Now, I am fully in favor of scores and scorecards. Without them, how may you know if your efforts are effective, or even if you are winning or losing? But while we all agreed that measurement must be the cornerstone, we furthermore recognized that there is no silver topic. Especially in emerging areas that are nevertheless defining the rules of the game, exactly where many marketers are still deciding whether or not to get in the game to begin with.

So let’s take a put away our scorecards and miracle bullets just for a little while, and discuss what we need to know to get started.

Three Helpful Points to Consider in Social Media Marketing and Dimension

1) Clarity is key: define your success

As with all media, just before diving in, ask yourself: what will it take for you to look back in the campaign and say that it was effective? Perhaps it will be based on the number of coupon codes downloaded, the number of 18-24 year olds who become fans on Fb, CRM signups or overall brand name effectiveness measures and attitudinal changes… Only you know what is important, but no matter what it is, be clear about it so that you can prepare to measure it, and adjust your campaign on the fly when need be.
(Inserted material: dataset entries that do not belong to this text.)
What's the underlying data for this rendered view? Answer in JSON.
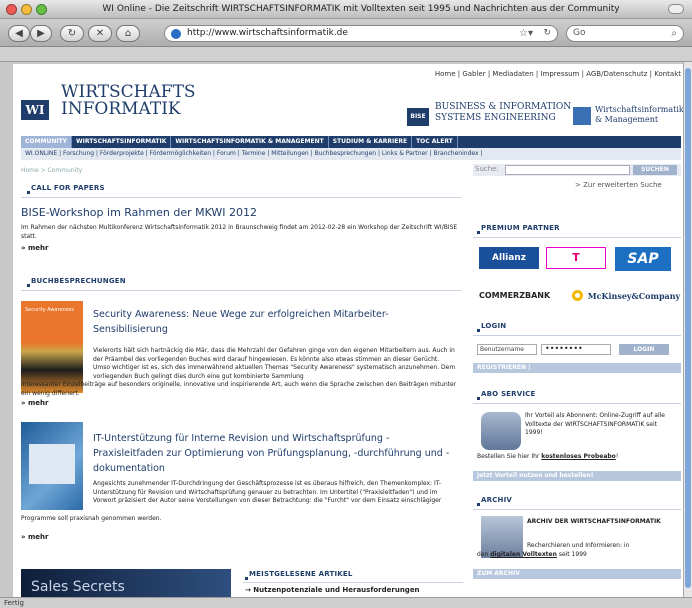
{
  "window": {
    "title": "WI Online - Die Zeitschrift WIRTSCHAFTSINFORMATIK mit Volltexten seit 1995 und Nachrichten aus der Community"
  },
  "toolbar": {
    "url": "http://www.wirtschaftsinformatik.de",
    "search_placeholder": "Go"
  },
  "status": {
    "text": "Fertig"
  },
  "colors": {
    "brand": "#1f3d6b",
    "accent": "#b7c7dd"
  },
  "site": {
    "top_links": "Home | Gabler | Mediadaten | Impressum | AGB/Datenschutz | Kontakt",
    "logo_mark": "WI",
    "logo_line1": "WIRTSCHAFTS",
    "logo_line2": "INFORMATIK",
    "bise_mark": "BISE",
    "bise_line1": "BUSINESS & INFORMATION",
    "bise_line2": "SYSTEMS ENGINEERING",
    "wim_line1": "Wirtschaftsinformatik",
    "wim_line2": "& Management"
  },
  "nav_main": [
    "COMMUNITY",
    "WIRTSCHAFTSINFORMATIK",
    "WIRTSCHAFTSINFORMATIK & MANAGEMENT",
    "STUDIUM & KARRIERE",
    "TOC ALERT"
  ],
  "nav_sub": "WI.ONLINE | Forschung | Förderprojekte | Fördermöglichkeiten | Forum | Termine | Mitteilungen | Buchbesprechungen | Links & Partner | Branchenindex |",
  "breadcrumb": "Home > Community",
  "call": {
    "heading": "CALL FOR PAPERS",
    "title": "BISE-Workshop im Rahmen der MKWI 2012",
    "text": "Im Rahmen der nächsten Multikonferenz Wirtschaftsinformatik 2012 in Braunschweig findet am 2012-02-28 ein Workshop der Zeitschrift WI/BISE statt.",
    "more": "» mehr"
  },
  "books": {
    "heading": "BUCHBESPRECHUNGEN",
    "items": [
      {
        "title": "Security Awareness: Neue Wege zur erfolgreichen Mitarbeiter-Sensibilisierung",
        "text_indent": "Vielerorts hält sich hartnäckig die Mär, dass die Mehrzahl der Gefahren ginge von den eigenen Mitarbeitern aus. Auch in der Präambel des vorliegenden Buches wird darauf hingewiesen. Es könnte also etwas stimmen an dieser Gerücht. Umso wichtiger ist es, sich des immerwährend aktuellen Themas \"Security Awareness\" systematisch anzunehmen. Dem vorliegenden Buch gelingt dies durch eine gut kombinierte Sammlung",
        "text_full": "interessanter Einzelbeiträge auf besonders originelle, innovative und inspirierende Art, auch wenn die Sprache zwischen den Beiträgen mitunter ein wenig differiert.",
        "more": "» mehr",
        "cover_title": "Security Awareness"
      },
      {
        "title": "IT-Unterstützung für Interne Revision und Wirtschaftsprüfung - Praxisleitfaden zur Optimierung von Prüfungsplanung, -durchführung und -dokumentation",
        "text_indent": "Angesichts zunehmender IT-Durchdringung der Geschäftsprozesse ist es überaus hilfreich, den Themenkomplex: IT-Unterstützung für Revision und Wirtschaftsprüfung genauer zu betrachten. Im Untertitel (\"Praxisleitfaden\") und im Vorwort präzisiert der Autor seine Vorstellungen von dieser Betrachtung: die \"Furcht\" vor dem Einsatz einschlägiger",
        "text_full": "Programme soll praxisnah genommen werden.",
        "more": "» mehr"
      }
    ]
  },
  "promo": {
    "text": "Sales Secrets"
  },
  "most_read": {
    "heading": "MEISTGELESENE ARTIKEL",
    "first": "→ Nutzenpotenziale und Herausforderungen"
  },
  "right": {
    "search_label": "Suche:",
    "search_button": "SUCHEN",
    "extended": "> Zur erweiterten Suche",
    "partner_heading": "PREMIUM PARTNER",
    "partners": [
      "Allianz",
      "T",
      "SAP",
      "COMMERZBANK",
      "McKinsey&Company"
    ],
    "login_heading": "LOGIN",
    "username": "Benutzername",
    "password": "••••••••",
    "login_button": "LOGIN",
    "register": "REGISTRIEREN |",
    "abo_heading": "ABO SERVICE",
    "abo_text": "Ihr Vorteil als Abonnent: Online-Zugriff auf alle Volltexte der WIRTSCHAFTSINFORMATIK seit 1999!",
    "abo_order_prefix": "Bestellen Sie hier Ihr ",
    "abo_order_link": "kostenloses Probeabo",
    "abo_order_suffix": "!",
    "abo_bar": "Jetzt Vorteil nutzen und bestellen!",
    "archiv_heading": "ARCHIV",
    "archiv_title": "ARCHIV DER WIRTSCHAFTSINFORMATIK",
    "archiv_text1": "Recherchieren und Informieren: in",
    "archiv_text2_prefix": "den ",
    "archiv_link": "digitalen Volltexten",
    "archiv_text2_suffix": " seit 1999",
    "archiv_bar": "ZUM ARCHIV"
  }
}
2) Keep measurement simple and familiar

To break this down, separate quantity questions from quality queries. On the quantity side, keep it easy: know how many people you want to reach, then measure how many you actually reached post-campaign. Make these metrics as familiar as possible – if they are expressed within comparable terms to other parts of your own campaign, they are more likely to be tangible and accepted. Reach and frequency metrics are not going away any time soon.

The standard question allows for a bit more creativity : here is where you can bring in ‘engagement’ plus otherwise tie in your KPI’s from (1) back into your web system. Basically, you are building a track record together with your brand and making the case there were quality elements which underscored that social media marketing was a good choice. Based on what your success markers were, these metrics will vary – yet can range from ‘branding” metrics (e. g. as measured through comScore’s Brand Metrix studies) all the way to the lift in offline purchasing.

3) Control is not the point, listening can be

We know, we know… this is a scary assumption. But even the best clarity, choreography and execution cannot completely ensure control in a social media campaign. So let’s imagine for a moment that we can suspend our disbelief about relinquishing control and needing to communicate, and focus instead on how to be heard — because attention, in the end, is a scarce commodity. How may this be valuable, and what will be the added value of being able to listen directly, and adjust when needed?

The value task here is also the trade-off — this is two-way, and frequently one-to-many. Pay attention to the good. Respond quickly to the poor, and respond even faster to the ugly. Enable the conversation, rather than attempting to put it in a chokehold. People are talking about your brand anyway, so you may as well get down in the weeds and know what’s going on.